UNA ciudad en la que es noticia y suscita polémica el cese del capataz de una cofradía por incluir a dos mujeres en un ensayo de la cuadrilla de costaleros es una ciudad en la que no debería valer la pena vivir. Si para colmo entran al trapo instituciones públicas, en este caso el Instituto Andaluz de la Mujer, la cosa se pone como para coger el primer Comes que salga hacia La Línea y pedir asilo político a su graciosa majestad Isabel II. Y conste que quien esto escribe es capillita, no uno de esos sevillanos-personas del nacionalalfredismo, ni uno de esos sevillanos-brigadistas torrijianos, ni uno de esos sevillanos-camaleones (ayer rojos, hoy azules) neocom, que comparten por motivos distintos una idéntica aversión a las cofradías (sin las cuales, como es sabido, Sevilla sería mucho más moderna, abierta, productiva, multicultural, solidaria y progresista).
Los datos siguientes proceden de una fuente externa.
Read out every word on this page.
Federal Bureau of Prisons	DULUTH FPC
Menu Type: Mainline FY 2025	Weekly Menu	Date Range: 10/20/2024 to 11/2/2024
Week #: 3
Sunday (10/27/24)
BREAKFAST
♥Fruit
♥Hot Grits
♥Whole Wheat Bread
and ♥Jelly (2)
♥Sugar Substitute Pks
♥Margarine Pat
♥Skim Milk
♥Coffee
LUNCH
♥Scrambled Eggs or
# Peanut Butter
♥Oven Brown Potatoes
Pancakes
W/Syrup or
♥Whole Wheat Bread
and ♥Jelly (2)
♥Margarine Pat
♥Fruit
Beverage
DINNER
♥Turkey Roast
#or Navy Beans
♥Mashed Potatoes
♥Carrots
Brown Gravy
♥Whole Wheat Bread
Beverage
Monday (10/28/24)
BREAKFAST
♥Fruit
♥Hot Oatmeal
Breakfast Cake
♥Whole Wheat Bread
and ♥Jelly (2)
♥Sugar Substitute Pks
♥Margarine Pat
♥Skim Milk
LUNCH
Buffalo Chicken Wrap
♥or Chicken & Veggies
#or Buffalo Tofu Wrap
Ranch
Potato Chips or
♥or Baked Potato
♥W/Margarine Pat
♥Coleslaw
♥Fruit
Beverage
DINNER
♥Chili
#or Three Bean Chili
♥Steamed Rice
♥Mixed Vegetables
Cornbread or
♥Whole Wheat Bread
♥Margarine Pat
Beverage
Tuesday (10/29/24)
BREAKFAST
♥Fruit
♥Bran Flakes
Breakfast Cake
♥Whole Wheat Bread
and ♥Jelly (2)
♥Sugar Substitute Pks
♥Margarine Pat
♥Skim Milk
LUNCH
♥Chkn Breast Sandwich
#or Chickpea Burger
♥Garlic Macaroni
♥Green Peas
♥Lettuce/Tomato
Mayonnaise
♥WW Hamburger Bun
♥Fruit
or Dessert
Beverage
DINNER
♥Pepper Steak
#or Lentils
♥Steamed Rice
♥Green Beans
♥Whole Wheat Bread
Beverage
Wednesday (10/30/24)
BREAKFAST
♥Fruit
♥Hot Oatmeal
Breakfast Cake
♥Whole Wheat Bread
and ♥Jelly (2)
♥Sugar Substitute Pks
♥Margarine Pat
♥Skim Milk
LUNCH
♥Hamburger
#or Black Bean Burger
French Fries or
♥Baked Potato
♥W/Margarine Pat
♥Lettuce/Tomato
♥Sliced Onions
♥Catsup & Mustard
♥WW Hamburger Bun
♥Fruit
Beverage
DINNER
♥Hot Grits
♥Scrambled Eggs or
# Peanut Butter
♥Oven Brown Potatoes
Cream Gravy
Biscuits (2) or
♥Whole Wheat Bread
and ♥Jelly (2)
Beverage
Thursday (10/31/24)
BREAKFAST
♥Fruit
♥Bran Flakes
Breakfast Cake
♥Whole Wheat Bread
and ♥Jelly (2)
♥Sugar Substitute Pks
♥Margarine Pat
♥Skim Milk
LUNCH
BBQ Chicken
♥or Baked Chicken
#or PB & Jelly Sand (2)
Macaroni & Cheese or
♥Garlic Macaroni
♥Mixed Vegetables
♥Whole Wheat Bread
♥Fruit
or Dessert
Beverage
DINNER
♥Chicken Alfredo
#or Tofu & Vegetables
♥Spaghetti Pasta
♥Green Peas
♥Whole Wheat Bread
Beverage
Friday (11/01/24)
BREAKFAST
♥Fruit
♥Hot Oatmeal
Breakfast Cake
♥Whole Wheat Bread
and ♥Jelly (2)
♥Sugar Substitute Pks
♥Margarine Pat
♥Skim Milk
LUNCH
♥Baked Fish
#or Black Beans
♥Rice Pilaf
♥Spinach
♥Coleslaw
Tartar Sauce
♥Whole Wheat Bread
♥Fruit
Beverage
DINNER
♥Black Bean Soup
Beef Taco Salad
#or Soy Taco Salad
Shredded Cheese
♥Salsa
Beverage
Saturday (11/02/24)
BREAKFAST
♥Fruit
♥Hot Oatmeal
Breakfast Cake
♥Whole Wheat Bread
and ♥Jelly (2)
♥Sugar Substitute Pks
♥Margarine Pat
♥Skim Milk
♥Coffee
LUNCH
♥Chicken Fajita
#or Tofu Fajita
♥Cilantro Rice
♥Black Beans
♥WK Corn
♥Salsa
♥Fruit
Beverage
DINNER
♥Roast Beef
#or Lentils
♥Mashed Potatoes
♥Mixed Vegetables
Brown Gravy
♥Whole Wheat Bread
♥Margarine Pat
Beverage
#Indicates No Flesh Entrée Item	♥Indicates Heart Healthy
No, quien esto escribe es un capillita tirando a rancio y tirillita, como nos saludábamos cuando me cruzaba con mi querido y siempre recordado José María O'Kean.

Aun así, no siendo nacionalalfredista, ni torrijiano, ni neocom, a este sevillano de a pie y capillita del montón le entraron ganas de exiliarse al constatar que en Sevilla se produzca, sea noticia, dé que hablar y suscite una intervención institucional el cese de un capataz por meter durante una hora a dos mujeres en el ensayo de una cuadrilla de costaleros.

Si le dicen a Olympe de Gouges, la protofeminista que en 1791 publicó la "Declaración de los derechos de la mujer y de la ciudadana", que 217 años más tarde iba a provocar una polémica pública que dos mujeres se metan bajo unas parihuelas durante un ensayo, le parecería que sus descendientes -como le pasó a ella cuando fue guillotinada en 1793 por contrarrevolucionaria- habían perdido la cabeza. Se le pasó a Lucretia Molt y a Elizabeth Cady Stanton incluir, no la igualdad de las trabajadoras, sino la igualdad en las trabajaderas (que en aquellos años, además, sólo afectaría a las gallegas) en la agenda de la primera convención mundial de los derechos de la mujer celebrada en Seneca Falls (Nueva York) en 1848. No cayó en la cuenta Virginia Woolf de escribir, junto a Una habitación propia, Un costal propio; ni Doris Lessing de añadir La trabajadera dorada a su famoso cuaderno; ni existe un El segundo sexo escrito por una Beauvoir del costal. Pero no importa. Aquí está nuestra ciudad para luchar por el penúltimo derecho de la mujer (el último, supongo, será ser armá) y convertir en debate público e institucional el papel de las mujeres en las cuadrillas de hermanos costaleros.